The first homes were their wagon boxes placed on the ground close together.  The running gear was used to haul logs form the canyon.  Their cooking was done over a camp fire that summer.  As soon as they could, they built rude cabins or dugouts with adobe and willows and maybe a few timbers.  They followed the advice of Brigham Young and built in the formation of a fort with the cabins facing center.  They also dug irrigation ditches to bring water to their crops.  Snow came as late as May 12 that year and early that month the settlement was named Franklin when Peter Maughan and Apostle Ezra Taft Benson came to visit.  It was decided to name the town Franklin after Apostle Franklin D. Richards.  They also dug a well in the center of the square which was a community well.  By that fall, a school was being held in one of the cabins and in the fall of 1861 a small building was finished which served for both the school and church meetings.

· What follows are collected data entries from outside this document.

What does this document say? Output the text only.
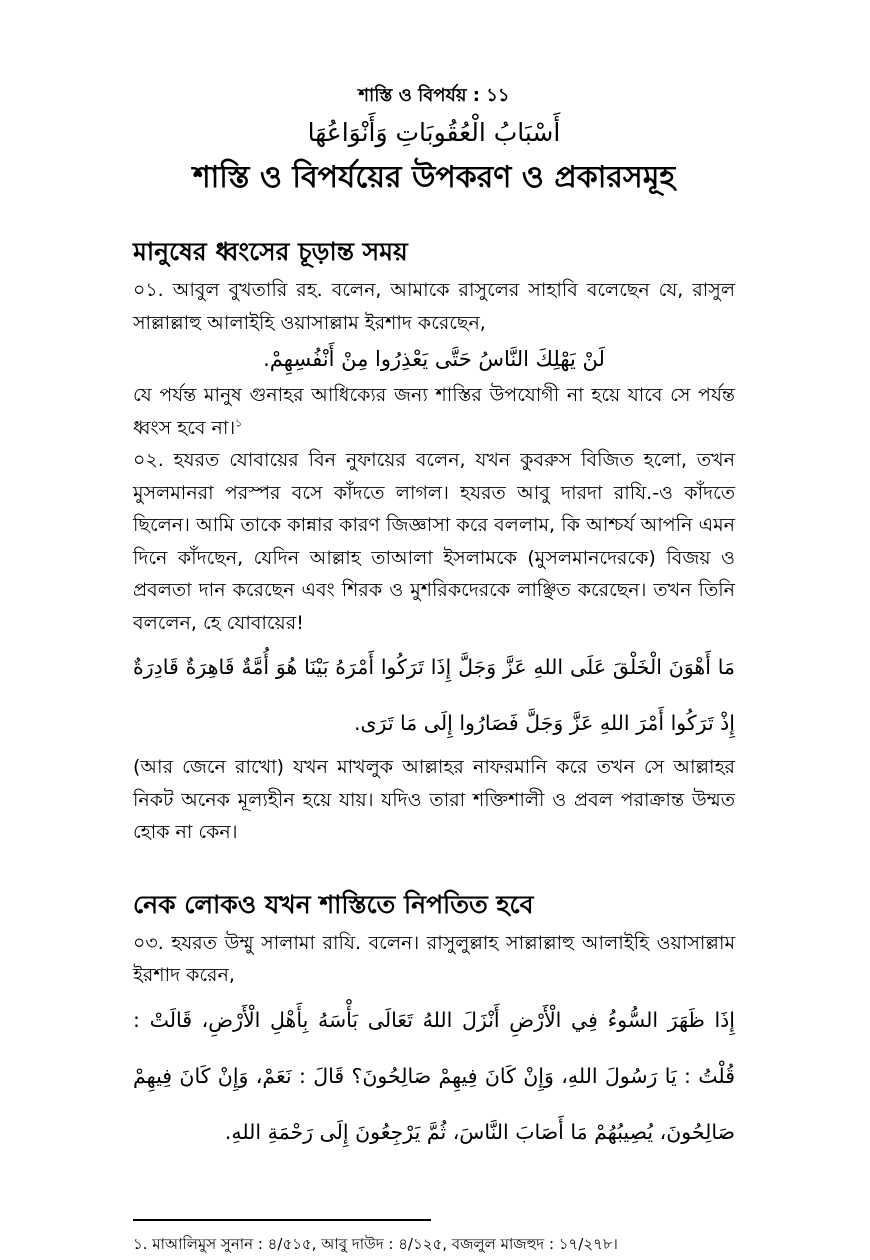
শাস্তি ও বিপর্যয় : ১১
أَسْبَابُ الْعُقُوبَاتِ وَأَنْوَاعُهَا
শাস্তি ও বিপর্যয়ের উপকরণ ও প্রকারসমূহ
মানুষের ধ্বংসের চূড়ান্ত সময়

০১. আবুল বুখতারি রহ. বলেন, আমাকে রাসুলের সাহাবি বলেছেন যে, রাসুল সাল্লাল্লাহু আলাইহি ওয়াসাল্লাম ইরশাদ করেছেন,

لَنْ يَهْلِكَ النَّاسُ حَتَّى يَعْذِرُوا مِنْ أَنْفُسِهِمْ.

যে পর্যন্ত মানুষ গুনাহর আধিক্যের জন্য শাস্তির উপযোগী না হয়ে যাবে সে পর্যন্ত ধ্বংস হবে না।$^১$

০২. হযরত যোবায়ের বিন নুফায়ের বলেন, যখন কুবরুস বিজিত হলো, তখন মুসলমানরা পরস্পর বসে কাঁদতে লাগল। হযরত আবু দারদা রাযি.-ও কাঁদতে ছিলেন। আমি তাকে কান্নার কারণ জিজ্ঞাসা করে বললাম, কি আশ্চর্য আপনি এমন দিনে কাঁদছেন, যেদিন আল্লাহ তাআলা ইসলামকে (মুসলমানদেরকে) বিজয় ও প্রবলতা দান করেছেন এবং শিরক ও মুশরিকদেরকে লাঞ্ছিত করেছেন। তখন তিনি বললেন, হে যোবায়ের!

مَا أَهْوَنَ الْخَلْقَ عَلَى اللهِ عَزَّ وَجَلَّ إِذَا تَرَكُوا أَمْرَهُ بَيْنَا هُوَ أُمَّةٌ قَاهِرَةٌ قَادِرَةٌ إِذْ تَرَكُوا أَمْرَ اللهِ عَزَّ وَجَلَّ فَصَارُوا إِلَى مَا تَرَى.

(আর জেনে রাখো) যখন মাখলুক আল্লাহর নাফরমানি করে তখন সে আল্লাহর নিকট অনেক মূল্যহীন হয়ে যায়। যদিও তারা শক্তিশালী ও প্রবল পরাক্রান্ত উম্মত হোক না কেন।

নেক লোকও যখন শাস্তিতে নিপতিত হবে

০৩. হযরত উম্মু সালামা রাযি. বলেন। রাসুলুল্লাহ সাল্লাল্লাহু আলাইহি ওয়াসাল্লাম ইরশাদ করেন,

إِذَا ظَهَرَ السُّوءُ فِي الْأَرْضِ أَنْزَلَ اللهُ تَعَالَى بَأْسَهُ بِأَهْلِ الْأَرْضِ، قَالَتْ : قُلْتُ : يَا رَسُولَ اللهِ، وَإِنْ كَانَ فِيهِمْ صَالِحُونَ؟ قَالَ : نَعَمْ، وَإِنْ كَانَ فِيهِمْ صَالِحُونَ، يُصِيبُهُمْ مَا أَصَابَ النَّاسَ، ثُمَّ يَرْجِعُونَ إِلَى رَحْمَةِ اللهِ.

১. মাআলিমুস সুনান : ৪/৫১৫, আবু দাউদ : ৪/১২৫, বজলুল মাজহুদ : ১৭/২৭৮।
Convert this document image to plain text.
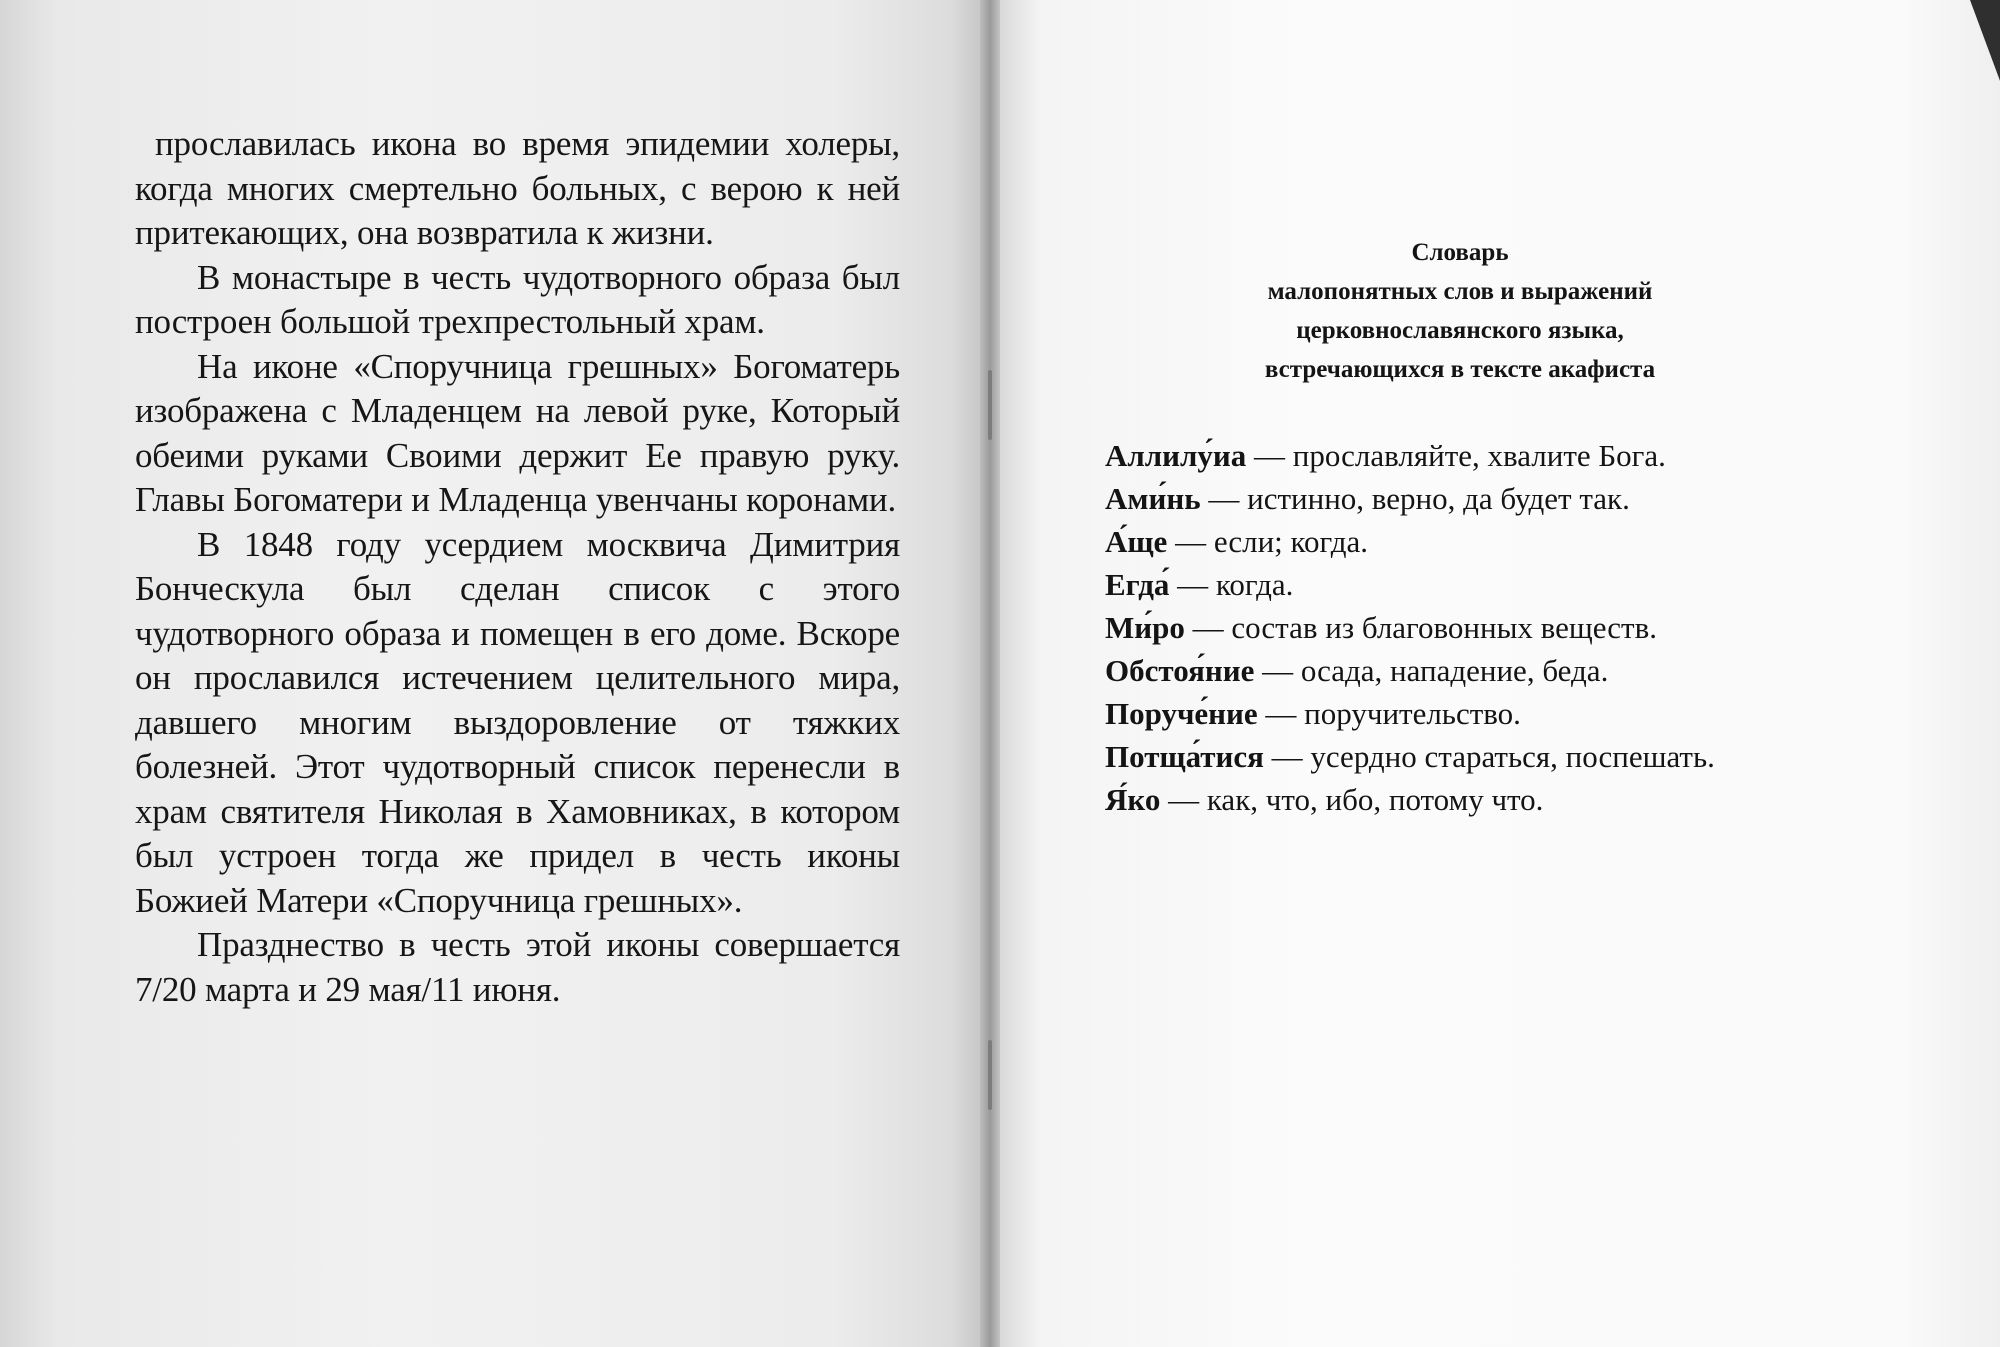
прославилась икона во время эпидемии холеры, когда многих смертельно больных, с верою к ней притекающих, она возвратила к жизни.

В монастыре в честь чудотворного образа был построен большой трехпрестольный храм.

На иконе «Споручница грешных» Богоматерь изображена с Младенцем на левой руке, Который обеими руками Своими держит Ее правую руку. Главы Богоматери и Младенца увенчаны коронами.

В 1848 году усердием москвича Димитрия Бонческула был сделан список с этого чудотворного образа и помещен в его доме. Вскоре он прославился истечением целительного мира, давшего многим выздоровление от тяжких болезней. Этот чудотворный список перенесли в храм святителя Николая в Хамовниках, в котором был устроен тогда же придел в честь иконы Божией Матери «Споручница грешных».

Празднество в честь этой иконы совершается 7/20 марта и 29 мая/11 июня.

Словарь
малопонятных слов и выражений
церковнославянского языка,
встречающихся в тексте акафиста
Аллилу́иа — прославляйте, хвалите Бога.
Ами́нь — истинно, верно, да будет так.
А́ще — если; когда.
Егда́ — когда.
Ми́ро — состав из благовонных веществ.
Обстоя́ние — осада, нападение, беда.
Поруче́ние — поручительство.
Потща́тися — усердно стараться, поспешать.
Я́ко — как, что, ибо, потому что.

Until 1872 Franklin was geographically and officially a part of Utah. Then through a survey it was decided that the Utah line was defined as being a mile to the south.  With this turn of events, Franklin had the distinction of becoming the first permanent settlement of Idaho.  In 1910, 50 years after the settlement, Governor James Brady made a proclamation to the State of Idaho that the citizens of Franklin would celebrate the 14 and 15 of June to commemorate their settlement, and that Idaho Day would be observed by the citizens of the state.  He told of the hardships and struggles they had faced when they came, and called attention to the fact that we remember the “sacrifices they mad in order that the generations of the future might enjoy the fruits of their labors.”  The in 1958, governor Robert E. Smylie changed the day to the last Saturday in June which has continued to the present.  The last proclamation was by Governor Cecil Andrus in recognition of the 1990 Idaho Centennial.  That year it was celebrated June 26 to 30 and the activities and festivities made it a week to remember.
Idaho Day is the day we celebrate our beginnings with many of Idaho firsts: first school and church, first irrigation, lumber mill, flour, grist, and woolen mills, first store, railroad and telegraph and many other things, we have a rich heritage which was bestowed by those of our ancestors who came so long ago.